Thursday, September 27, 2012
but, as night deepened, it took a new tone
"The wind was wailing at the windows," says Lucy Snowe, the representation of a young woman who is narrating Charlotte Brontë's Vilette, "it had wailed all day; but, as night deepened, it took a new tone -- an accent keen, piercing, almost articulate to the ear; a plaint, piteous and disconsolate to the nerves, trilled in every gust" -- but this is not enough for the author, she is impassioned, this wind should not be ignored, and so she makes a paragraph around it; this wind will not be an absence, this air needs to be noticed: "Three times in the course of my life, events had taught me that these strange accents in the storm -- this restless, hopeless cry -- denote a coming state of the atmosphere unpropitious to life" -- and now if the reader is asking O Ms Brontë, what kind of unpropitiousness do you mean? she tells them, she answers the unasked question, she makes the damage specific and not vague -- she fills a crack with epidemic diseases -- "Epidemic diseases, I believed, were often heralded by a gasping, sobbing, tormented, long-lamenting east wind" -- and if "I believed" seems too solitary, then she will attach this wind to other people's beliefs not only hers, it will be a legend that flies everywhere nebulously and it will have a mythical dimension. "Hence, I inferred, arose the legend of the Banshee."

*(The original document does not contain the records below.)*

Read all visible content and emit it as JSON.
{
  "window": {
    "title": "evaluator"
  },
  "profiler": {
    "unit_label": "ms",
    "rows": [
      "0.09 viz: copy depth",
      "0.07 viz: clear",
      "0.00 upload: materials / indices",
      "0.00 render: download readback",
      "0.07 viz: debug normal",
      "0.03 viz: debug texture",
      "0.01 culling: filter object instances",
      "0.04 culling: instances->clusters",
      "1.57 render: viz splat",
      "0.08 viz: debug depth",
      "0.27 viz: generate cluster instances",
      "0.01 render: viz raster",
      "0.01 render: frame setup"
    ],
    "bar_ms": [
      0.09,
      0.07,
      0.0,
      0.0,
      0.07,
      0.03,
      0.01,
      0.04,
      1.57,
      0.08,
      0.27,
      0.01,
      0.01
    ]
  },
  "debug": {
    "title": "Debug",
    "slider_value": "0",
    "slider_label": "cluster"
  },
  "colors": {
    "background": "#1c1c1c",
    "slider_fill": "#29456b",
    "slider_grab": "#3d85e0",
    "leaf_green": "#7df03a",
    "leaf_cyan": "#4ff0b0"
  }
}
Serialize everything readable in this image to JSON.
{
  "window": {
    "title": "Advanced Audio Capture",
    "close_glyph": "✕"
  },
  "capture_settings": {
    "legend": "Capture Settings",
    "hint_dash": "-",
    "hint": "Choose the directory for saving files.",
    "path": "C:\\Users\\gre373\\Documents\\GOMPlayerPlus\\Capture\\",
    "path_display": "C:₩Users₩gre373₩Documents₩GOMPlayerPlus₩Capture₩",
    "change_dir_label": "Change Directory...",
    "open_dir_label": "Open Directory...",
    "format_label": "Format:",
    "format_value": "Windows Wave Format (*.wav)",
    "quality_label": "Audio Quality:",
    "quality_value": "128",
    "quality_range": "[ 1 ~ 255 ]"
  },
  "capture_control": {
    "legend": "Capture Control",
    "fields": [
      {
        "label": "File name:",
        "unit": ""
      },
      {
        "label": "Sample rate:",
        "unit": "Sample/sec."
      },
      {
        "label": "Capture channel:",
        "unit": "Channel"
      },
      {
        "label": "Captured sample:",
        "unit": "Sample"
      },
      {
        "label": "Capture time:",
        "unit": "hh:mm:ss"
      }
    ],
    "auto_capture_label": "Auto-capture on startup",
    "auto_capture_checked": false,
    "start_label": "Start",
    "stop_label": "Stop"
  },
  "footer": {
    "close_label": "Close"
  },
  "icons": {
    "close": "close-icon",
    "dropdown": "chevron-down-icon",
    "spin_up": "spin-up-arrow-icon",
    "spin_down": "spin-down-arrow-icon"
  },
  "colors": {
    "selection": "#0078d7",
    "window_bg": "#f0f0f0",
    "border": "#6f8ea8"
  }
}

Then she will enlarge the effect by attaching the wind to concrete things, hard, huge things, deadly fires, massive destruction, identifiable and romantic, scientific horrors, and inescapable global terrors: "I fancied, too, I had noticed -- but was not philosopher enough to know whether there was any connection between the circumstances -- that we often at the same time hear of disturbed volcanic action in distant parts of the world; of rivers suddenly rushing above their banks; and of strange high tides flowing furiously in on low sea-coasts." The character does not usually talk to herself in print but now she does, she breaks briefly into a new style, she is punctuating the end of this idea. ""Our globe," I had said to myself, "seems at such periods torn and disordered; the feeble amongst us wither in her distempered breath, rushing hot from steaming volcanoes.""
Yet the wind is not necessary: a woman named Miss Marchmont was already frail and sick, and then this wind blows and the next night she finally dies of a stroke that does not seem to have been caused in any medical way by the blowing of any wind anywhere.
We were prepared for that death pages ago but the wind is a moody poison running into the atmosphere and killing her; the reader sees this description of doom and they probably decide, since this woman's death is the most obviously bad thing that is likely to happen -- they believe, "That's it, she's going to die," or at least, "Something terrible is going to happen, she'll probably die although something else might happen too." But the woman's death will probably feature in their reasoning somewhere.
This emphasis on the wind has turned the wind into a clue.
A post at Languagehat quoted this from Herbert Fiegl: "The attempt to know, to grasp an order, to adjust ourselves to the world in which we are embedded, is just as genuine as, indeed, is identical with, the attempt to live. Confronted with a totally different universe, we would nonetheless try again and again to generalize from the known to the unknown. Only if extended and strenuous efforts led invariably to complete failure, would we abandon the hope of finding order. And even that would be an induction." A book is a ghost of that totally different universe; it's not the one where the reader lives, yet the rules of the known universe are the base rules by which the other one is judged: each book is the judgement of a mystery.